The implemented splitter should be registered as follows to be recognized by `DataModule.set_data_splitter` automatically.

In [3]:
from tabensemb.data.datasplitter import splitter_mapping
splitter_mapping["TargetSplitter"] = TargetSplitter

In [4]:
from tabensemb.trainer import Trainer
import tabensemb

prefix = "../../../../"
tabensemb.setting["default_output_path"] = prefix + "output"
tabensemb.setting["default_config_path"] = prefix + "configs"
tabensemb.setting["default_data_path"] = prefix + "data"

trainer = Trainer(device="cpu")

trainer.load_config("sample")
trainer.datamodule.set_data_splitter("TargetSplitter")
trainer.load_data()

The project will be saved to ../../../../output/sample/2023-09-12-11-20-44-0_sample
Dataset size: 153 51 52
Data saved to ../../../../output/sample/2023-09-12-11-20-44-0_sample (data.csv and tabular_data.csv).
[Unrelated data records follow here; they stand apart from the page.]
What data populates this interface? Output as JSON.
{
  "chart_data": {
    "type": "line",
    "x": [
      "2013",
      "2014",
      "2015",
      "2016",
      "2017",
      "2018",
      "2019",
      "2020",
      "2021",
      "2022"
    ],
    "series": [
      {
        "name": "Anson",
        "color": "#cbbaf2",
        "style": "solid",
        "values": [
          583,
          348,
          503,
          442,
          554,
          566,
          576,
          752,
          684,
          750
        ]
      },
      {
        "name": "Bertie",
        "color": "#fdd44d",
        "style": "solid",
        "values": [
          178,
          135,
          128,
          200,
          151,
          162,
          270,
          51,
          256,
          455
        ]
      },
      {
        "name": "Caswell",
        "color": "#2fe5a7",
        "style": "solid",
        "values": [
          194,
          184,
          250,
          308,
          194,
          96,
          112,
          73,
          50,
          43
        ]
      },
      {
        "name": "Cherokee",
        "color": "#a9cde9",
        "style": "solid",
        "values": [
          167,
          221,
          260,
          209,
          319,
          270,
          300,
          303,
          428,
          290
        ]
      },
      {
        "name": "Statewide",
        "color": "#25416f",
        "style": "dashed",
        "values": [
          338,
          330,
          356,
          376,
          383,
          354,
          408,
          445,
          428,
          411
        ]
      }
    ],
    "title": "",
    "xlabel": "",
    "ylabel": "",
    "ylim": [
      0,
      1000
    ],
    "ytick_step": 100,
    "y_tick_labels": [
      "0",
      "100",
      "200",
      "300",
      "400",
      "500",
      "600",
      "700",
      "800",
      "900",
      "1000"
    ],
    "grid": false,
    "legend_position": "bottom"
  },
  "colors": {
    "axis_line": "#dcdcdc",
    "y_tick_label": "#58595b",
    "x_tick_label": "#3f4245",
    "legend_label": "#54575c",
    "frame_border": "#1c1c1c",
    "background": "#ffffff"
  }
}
As expected, we can see the target values are much higher in the testing set than those in the training set or the validation set.

In [5]:
trainer.df.loc[trainer.train_indices, trainer.label_name[0]].mean(), trainer.df.loc[trainer.val_indices, trainer.label_name[0]].mean(), trainer.df.loc[trainer.test_indices, trainer.label_name[0]].mean()

(-71.48163032821536, -77.62461093871299, 236.44992911967717)

4-fold cross-validation is performed for the training and validation sets

In [6]:
first_fold_train, first_fold_val, first_fold_test = trainer.datamodule.datasplitter.split(trainer.df, trainer.cont_feature_names, trainer.cat_feature_names, trainer.label_name, cv=5)
second_fold_train, second_fold_val, second_fold_test = trainer.datamodule.datasplitter.split(trainer.df, trainer.cont_feature_names, trainer.cat_feature_names, trainer.label_name, cv=5)
len(first_fold_train), len(first_fold_val), len(first_fold_test), len(second_fold_train), len(second_fold_val), len(second_fold_test)

(163, 41, 52, 163, 41, 52)

The testing set stays unchanged across different folds.

In [7]:
all([x == y for x, y in zip(np.sort(first_fold_test), np.sort(second_fold_test))])

True

According to the definition of k-fold, an entirely different part of the samples is selected as the validation set in different folds.

In [8]:
all([x in first_fold_train for x in second_fold_val]), all([x in second_fold_train for x in first_fold_val])

(True, True)